I do dwell. It’s one of my biggest challenges. And, yes, it does end up affecting the people who matter to me. How much it bothers them is kind of up to them.
But I have to say, I’m doing okay right now. Granted, he hasn’t gotten after me for anything, yet today.
But I do have a plan.
I’m just going to tell him I’m not doing this today, it’s not worth the aggravation. He’s not going to talk to me like I’m an idiot anymore. I’m there to learn and to fill in for Marta; not to get everything 100% right on my own every time without any indicators in ShopVue.
I have ADHD, for crying out loud. Don’t worry, I’m not gonna tell him that. I don’t think he’d get it.

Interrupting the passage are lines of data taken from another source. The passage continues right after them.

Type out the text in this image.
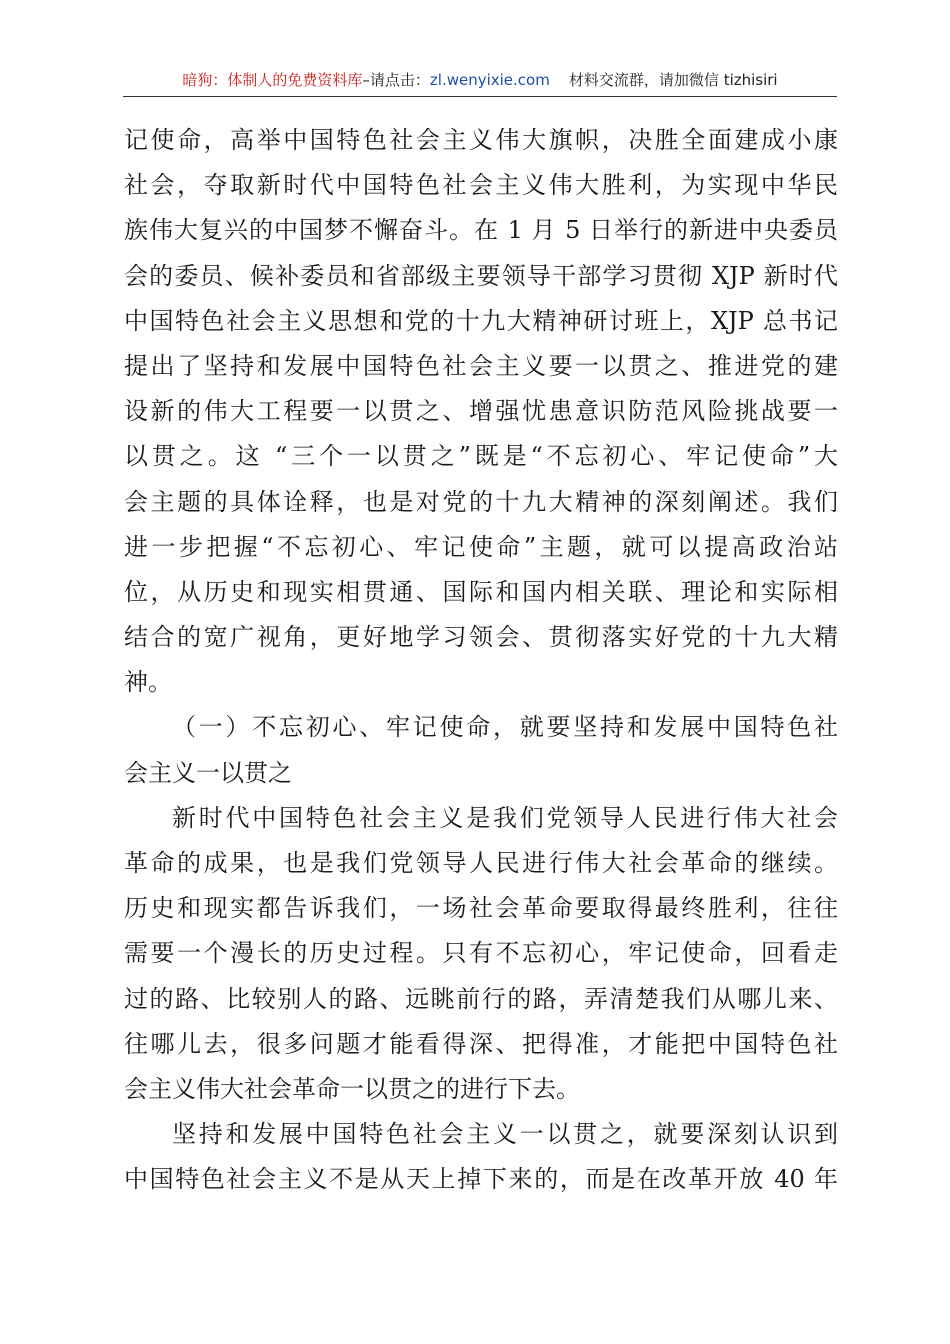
暗狗：体制人的免费资料库–请点击：zl.wenyixie.com 材料交流群，请加微信 tizhisiri
记使命，高举中国特色社会主义伟大旗帜，决胜全面建成小康
社会，夺取新时代中国特色社会主义伟大胜利，为实现中华民
族伟大复兴的中国梦不懈奋斗。在 1 月 5 日举行的新进中央委员
会的委员、候补委员和省部级主要领导干部学习贯彻 XJP 新时代
中国特色社会主义思想和党的十九大精神研讨班上，XJP 总书记
提出了坚持和发展中国特色社会主义要一以贯之、推进党的建
设新的伟大工程要一以贯之、增强忧患意识防范风险挑战要一
以贯之。这 “三个一以贯之”既是“不忘初心、牢记使命”大
会主题的具体诠释，也是对党的十九大精神的深刻阐述。我们
进一步把握“不忘初心、牢记使命”主题，就可以提高政治站
位，从历史和现实相贯通、国际和国内相关联、理论和实际相
结合的宽广视角，更好地学习领会、贯彻落实好党的十九大精
神。
（一）不忘初心、牢记使命，就要坚持和发展中国特色社
会主义一以贯之
新时代中国特色社会主义是我们党领导人民进行伟大社会
革命的成果，也是我们党领导人民进行伟大社会革命的继续。
历史和现实都告诉我们，一场社会革命要取得最终胜利，往往
需要一个漫长的历史过程。只有不忘初心，牢记使命，回看走
过的路、比较别人的路、远眺前行的路，弄清楚我们从哪儿来、
往哪儿去，很多问题才能看得深、把得准，才能把中国特色社
会主义伟大社会革命一以贯之的进行下去。
坚持和发展中国特色社会主义一以贯之，就要深刻认识到
中国特色社会主义不是从天上掉下来的，而是在改革开放 40 年
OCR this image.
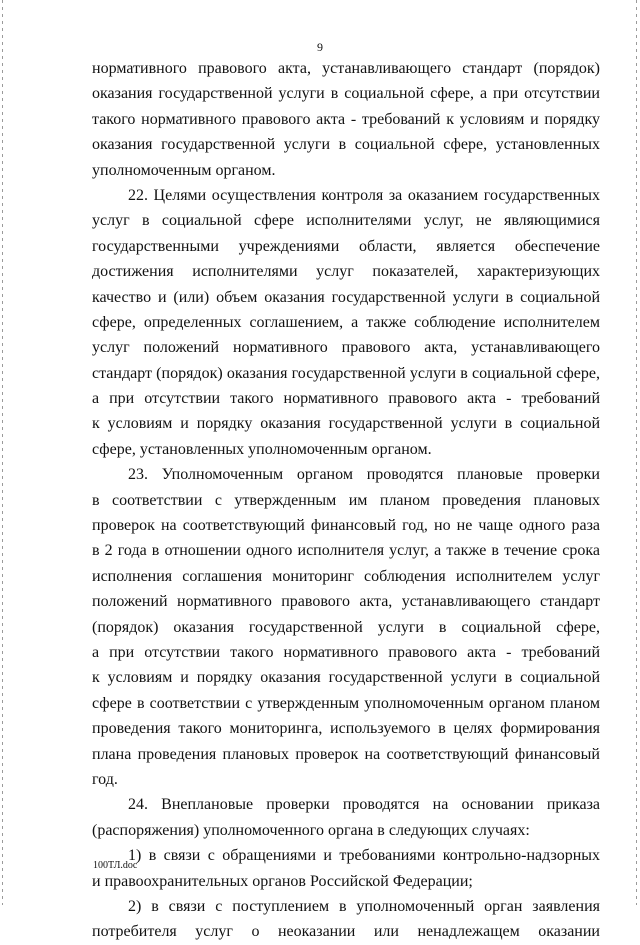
9
нормативного правового акта, устанавливающего стандарт (порядок)
оказания государственной услуги в социальной сфере, а при отсутствии
такого нормативного правового акта - требований к условиям и порядку
оказания государственной услуги в социальной сфере, установленных
уполномоченным органом.
22. Целями осуществления контроля за оказанием государственных
услуг в социальной сфере исполнителями услуг, не являющимися
государственными учреждениями области, является обеспечение
достижения исполнителями услуг показателей, характеризующих
качество и (или) объем оказания государственной услуги в социальной
сфере, определенных соглашением, а также соблюдение исполнителем
услуг положений нормативного правового акта, устанавливающего
стандарт (порядок) оказания государственной услуги в социальной сфере,
а при отсутствии такого нормативного правового акта - требований
к условиям и порядку оказания государственной услуги в социальной
сфере, установленных уполномоченным органом.
23. Уполномоченным органом проводятся плановые проверки
в соответствии с утвержденным им планом проведения плановых
проверок на соответствующий финансовый год, но не чаще одного раза
в 2 года в отношении одного исполнителя услуг, а также в течение срока
исполнения соглашения мониторинг соблюдения исполнителем услуг
положений нормативного правового акта, устанавливающего стандарт
(порядок) оказания государственной услуги в социальной сфере,
а при отсутствии такого нормативного правового акта - требований
к условиям и порядку оказания государственной услуги в социальной
сфере в соответствии с утвержденным уполномоченным органом планом
проведения такого мониторинга, используемого в целях формирования
плана проведения плановых проверок на соответствующий финансовый
год.
24. Внеплановые проверки проводятся на основании приказа
(распоряжения) уполномоченного органа в следующих случаях:
1) в связи с обращениями и требованиями контрольно-надзорных
и правоохранительных органов Российской Федерации;
2) в связи с поступлением в уполномоченный орган заявления
потребителя услуг о неоказании или ненадлежащем оказании
100ТЛ.doc
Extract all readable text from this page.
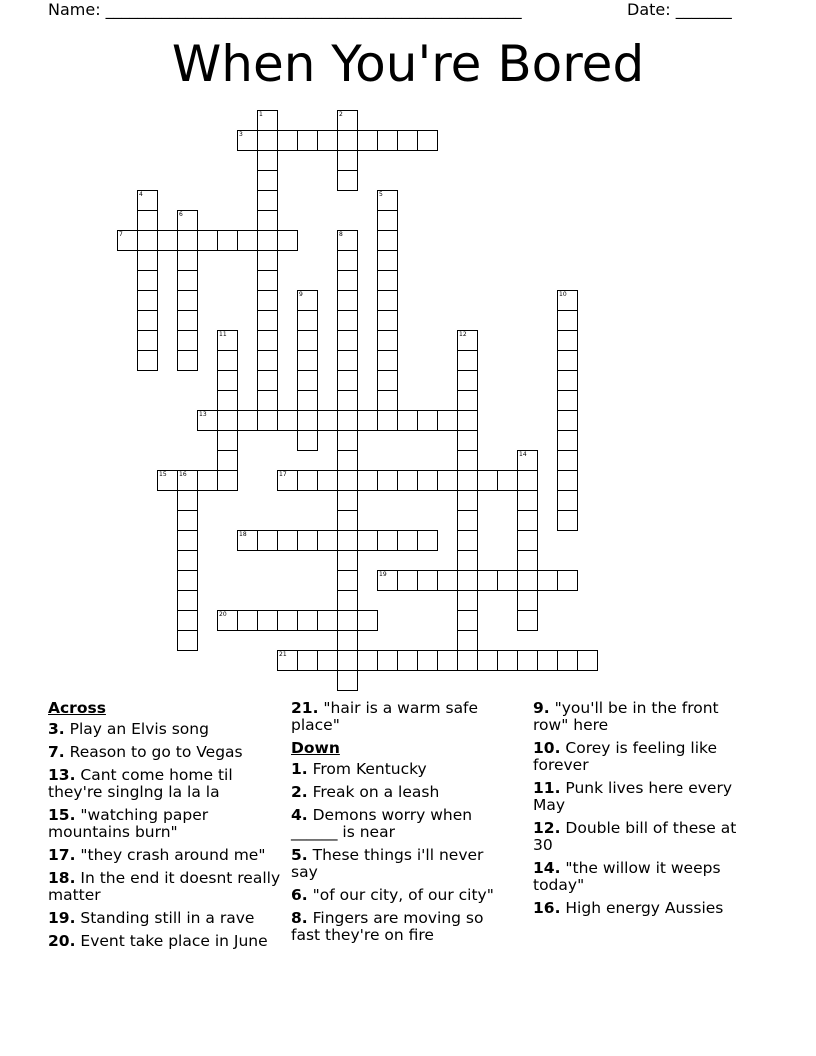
Name: ____________________________________________________	Date: _______
When You're Bored
1	2
3
4	5
6
7	8
9	10
11	12
13
14
15 16	17
18
19
20
21
Across
3. Play an Elvis song
7. Reason to go to Vegas
13. Cant come home til they're singlng la la la
15. "watching paper mountains burn"
17. "they crash around me"
18. In the end it doesnt really matter
19. Standing still in a rave
20. Event take place in June
21. "hair is a warm safe place"
Down
1. From Kentucky
2. Freak on a leash
4. Demons worry when ______ is near
5. These things i'll never say
6. "of our city, of our city"
8. Fingers are moving so fast they're on fire
9. "you'll be in the front row" here
10. Corey is feeling like forever
11. Punk lives here every May
12. Double bill of these at 30
14. "the willow it weeps today"
16. High energy Aussies
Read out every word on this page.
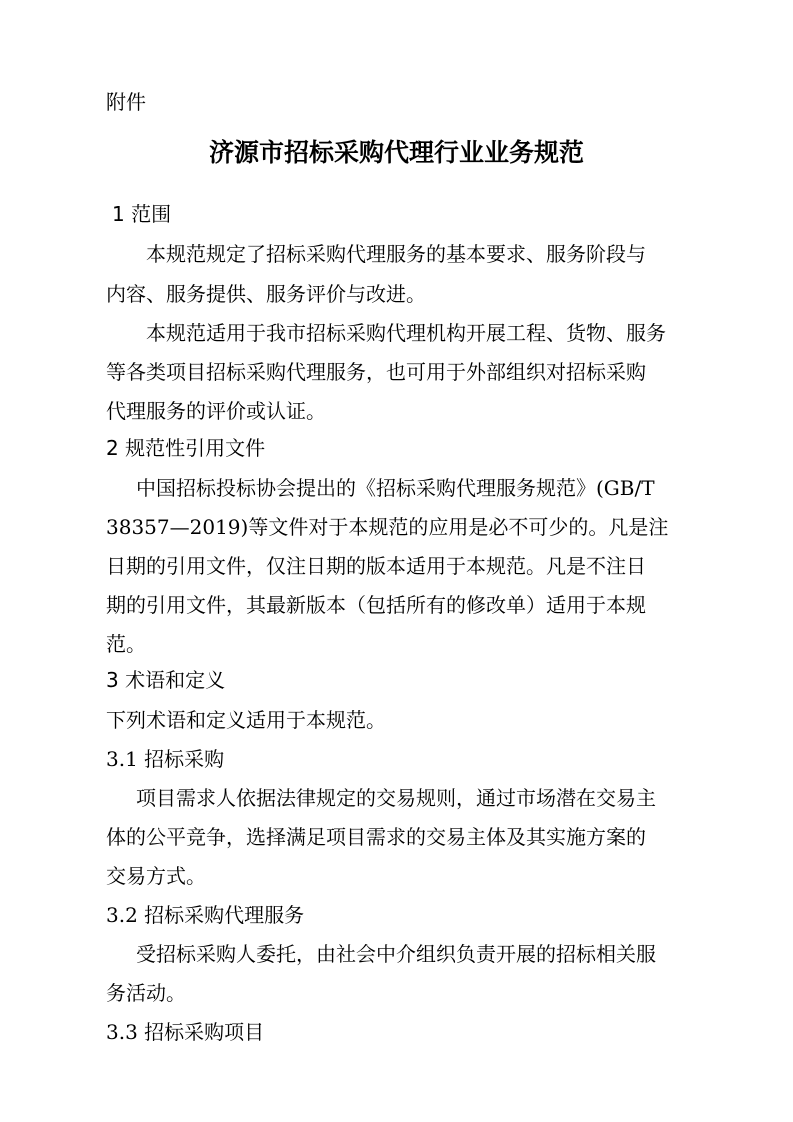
附件
济源市招标采购代理行业业务规范
1 范围
本规范规定了招标采购代理服务的基本要求、服务阶段与
内容、服务提供、服务评价与改进。
本规范适用于我市招标采购代理机构开展工程、货物、服务
等各类项目招标采购代理服务，也可用于外部组织对招标采购
代理服务的评价或认证。
2 规范性引用文件
中国招标投标协会提出的《招标采购代理服务规范》(GB/T
38357—2019)等文件对于本规范的应用是必不可少的。凡是注
日期的引用文件，仅注日期的版本适用于本规范。凡是不注日
期的引用文件，其最新版本（包括所有的修改单）适用于本规
范。
3 术语和定义
下列术语和定义适用于本规范。
3.1 招标采购
项目需求人依据法律规定的交易规则，通过市场潜在交易主
体的公平竞争，选择满足项目需求的交易主体及其实施方案的
交易方式。
3.2 招标采购代理服务
受招标采购人委托，由社会中介组织负责开展的招标相关服
务活动。
3.3 招标采购项目
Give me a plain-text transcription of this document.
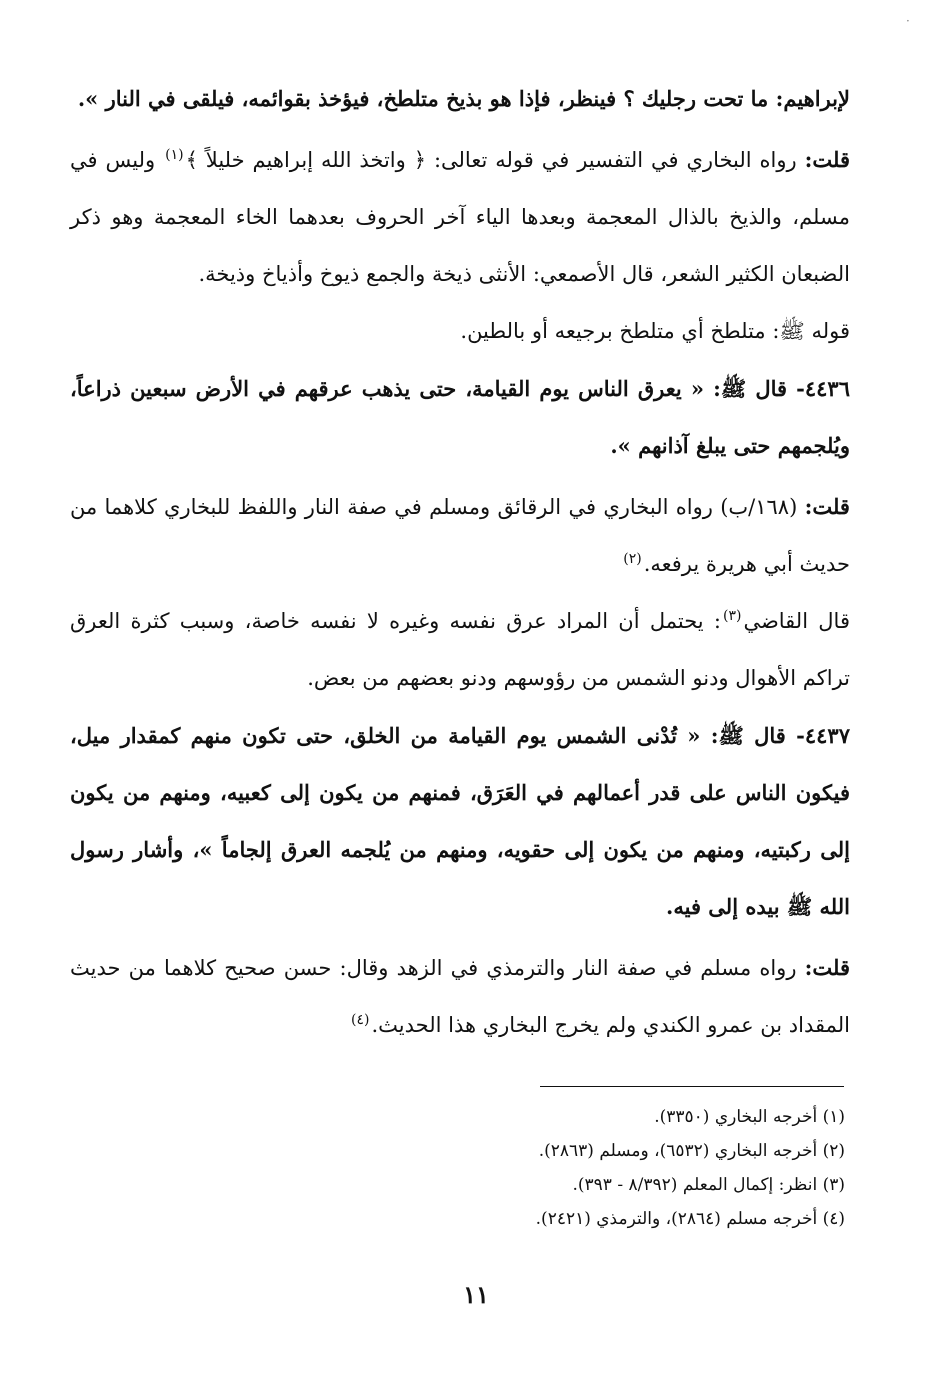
·

لإبراهيم: ما تحت رجليك ؟ فينظر، فإذا هو بذيخ متلطخ، فيؤخذ بقوائمه، فيلقى في النار ».

قلت: رواه البخاري في التفسير في قوله تعالى: ﴿ واتخذ الله إبراهيم خليلاً ﴾$^{(١)}$ وليس في مسلم، والذيخ بالذال المعجمة وبعدها الياء آخر الحروف بعدهما الخاء المعجمة وهو ذكر الضبعان الكثير الشعر، قال الأصمعي: الأنثى ذيخة والجمع ذيوخ وأذياخ وذيخة.

قوله ﷺ: متلطخ أي متلطخ برجيعه أو بالطين.

٤٤٣٦- قال ﷺ: « يعرق الناس يوم القيامة، حتى يذهب عرقهم في الأرض سبعين ذراعاً، ويُلجمهم حتى يبلغ آذانهم ».

قلت: (١٦٨/ب) رواه البخاري في الرقائق ومسلم في صفة النار واللفظ للبخاري كلاهما من حديث أبي هريرة يرفعه.$^{(٢)}$

قال القاضي$^{(٣)}$: يحتمل أن المراد عرق نفسه وغيره لا نفسه خاصة، وسبب كثرة العرق تراكم الأهوال ودنو الشمس من رؤوسهم ودنو بعضهم من بعض.

٤٤٣٧- قال ﷺ: « تُدْنى الشمس يوم القيامة من الخلق، حتى تكون منهم كمقدار ميل، فيكون الناس على قدر أعمالهم في العَرَق، فمنهم من يكون إلى كعبيه، ومنهم من يكون إلى ركبتيه، ومنهم من يكون إلى حقويه، ومنهم من يُلجمه العرق إلجاماً »، وأشار رسول الله ﷺ بيده إلى فيه.

قلت: رواه مسلم في صفة النار والترمذي في الزهد وقال: حسن صحيح كلاهما من حديث المقداد بن عمرو الكندي ولم يخرج البخاري هذا الحديث.$^{(٤)}$

(١) أخرجه البخاري (٣٣٥٠).

(٢) أخرجه البخاري (٦٥٣٢)، ومسلم (٢٨٦٣).

(٣) انظر: إكمال المعلم (٨/٣٩٢ - ٣٩٣).

(٤) أخرجه مسلم (٢٨٦٤)، والترمذي (٢٤٢١).

١١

I depend on ShopVue to keep track of peoples’ needs, as we are all supposed to do. If Bea is waiting until she has no boxes to come in and whine to Finn, that’s on her, not me.
This all goes back to people shouting their requests at me instead of using ShopVue as directed. And Bea is notorious for that.
And she speaks English!!!
What I’m saying is, what happened was because of a breakdown in the system; not anything I failed to do. I can’t anticipate everyone’s every need all the time.
Wouldn’t that make me their mom?
I’m not everyone’s mom.
I’d better head back. Have another throw down Thursday this week, not because I’m not creative enough to come up with another adjective, but because I might just be throwing down right along with you today if Finn can’t behave himself.
Okay, I might be dwelling, but at least now I’m laughing, too.